![]() |
| The anticipation of the gig |
One of the unwanted results of doing a master’s degree is that the things I used to do when I was younger are no longer as accessible.
These include nights out, those days where you did absolutely nothing at all, and gigs.
For those of you who don’t know, gigs are awesome. They basically serve as a focal point for like-minded people to gather and listen to the music they love. They’re also a great way of meeting people. In High Fidelity, John Cusack’s character uttered the line, “It’s not what you are like that matters, it’s what you like”. A gig is evidence of this.

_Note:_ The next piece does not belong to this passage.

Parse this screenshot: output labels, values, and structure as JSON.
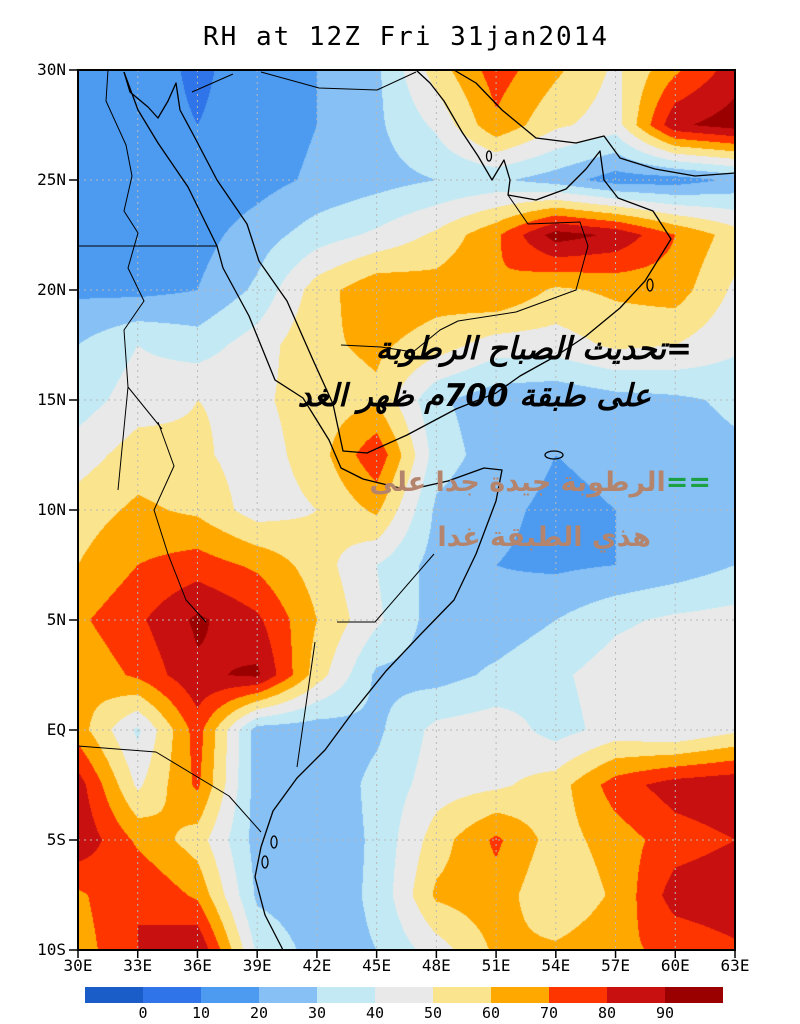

You can have an audience of many different varieties but the chances are, everyone will get along.
On 5th May I managed to go to my first proper gig in a long time. The show was Alkaline Trio at the Manchester Academy.
For those of you who do not know, Alkaline Trio are an amazing band from Chicago, Illinois, in the United States. Anyone interested in alternative music will recognise, or at least have heard of, some of their better known tunes such as “Private Eye”, “We’ve Had Enough” and “Time to Waste”.
They are a band that I feel represent me. For instance, if you were to ask me, “if you were a band, which band would you be?” I would most likely say Alkaline Trio. Their songs deal with issues that I know and experience, love, addiction and are coated in a dark humour that definitely appeals to me.
So as far as a reintroduction into the gig world, this was about as good as it gets for me.
Now this is not to serve as a review of the gig, there are plenty of reviews of Trio gigs elsewhere. The gig was amazing, as you would expect any gig involving your favourite band to be. The fact the support act was Dave Hause, lead singer of the Loved Ones, doing an acoustic set, was an added bonus.
No, this post serves as a reminder to us all, and also to myself, of how great gigs actually are and how I shouldn’t just let them become a thing of the past.
Because, right now it seems as though from every angle I am being told to grow up, look for jobs advance my career prospects etc. As part of this, I neglected one of the things in life I truly love, music.
For it does seem to be the conventional wisdom that going to gigs was very much a “phase” that you went through when you were enjoying (or not enjoying as the case may be), your adolescent years.
There is an argument for this. Two years ago I saw Bowling for Soup at the Liverpool Academy. One of the support bands was a new band called Forever the Sickest Kids, made up of new kids on the scene with a new fashion. I felt like I brought the average age of the crowd up by about fifty two billion years. It made me wonder whether I was getting to old for this shit.
The Alkaline Trio gig at Manchester Academy convinced me that this was most certainly not the case.
At the gig there were people of seemingly all ages (well, all ages that could be expected at the gig of a band that rose to prominence in the early noughties). But, crucially, there were many of my own generation, eager to see one of the bands they had grown up with, just as I had. I spoke to some of them, one in particular in the smoking area and as mentioned above, got on with them.
As well as the people there, there was the undoubted thrill of live music. The adrenaline rush it gives you and, without sounding too clichéd, the joy it gives you.
Put shortly, watching a band you like can never let you down. It is not like an overbearing girlfriend/boyfriend or a football team that never bloody wins. It is an entertainment that has a certainty to it.
So, my advice to you, is if you are stuck in a rut and feel the pressure of the world building up on you, find a bit of spare money, save it up and go find where a band you like are playing.
It won’t let you down, because gigs are awesome.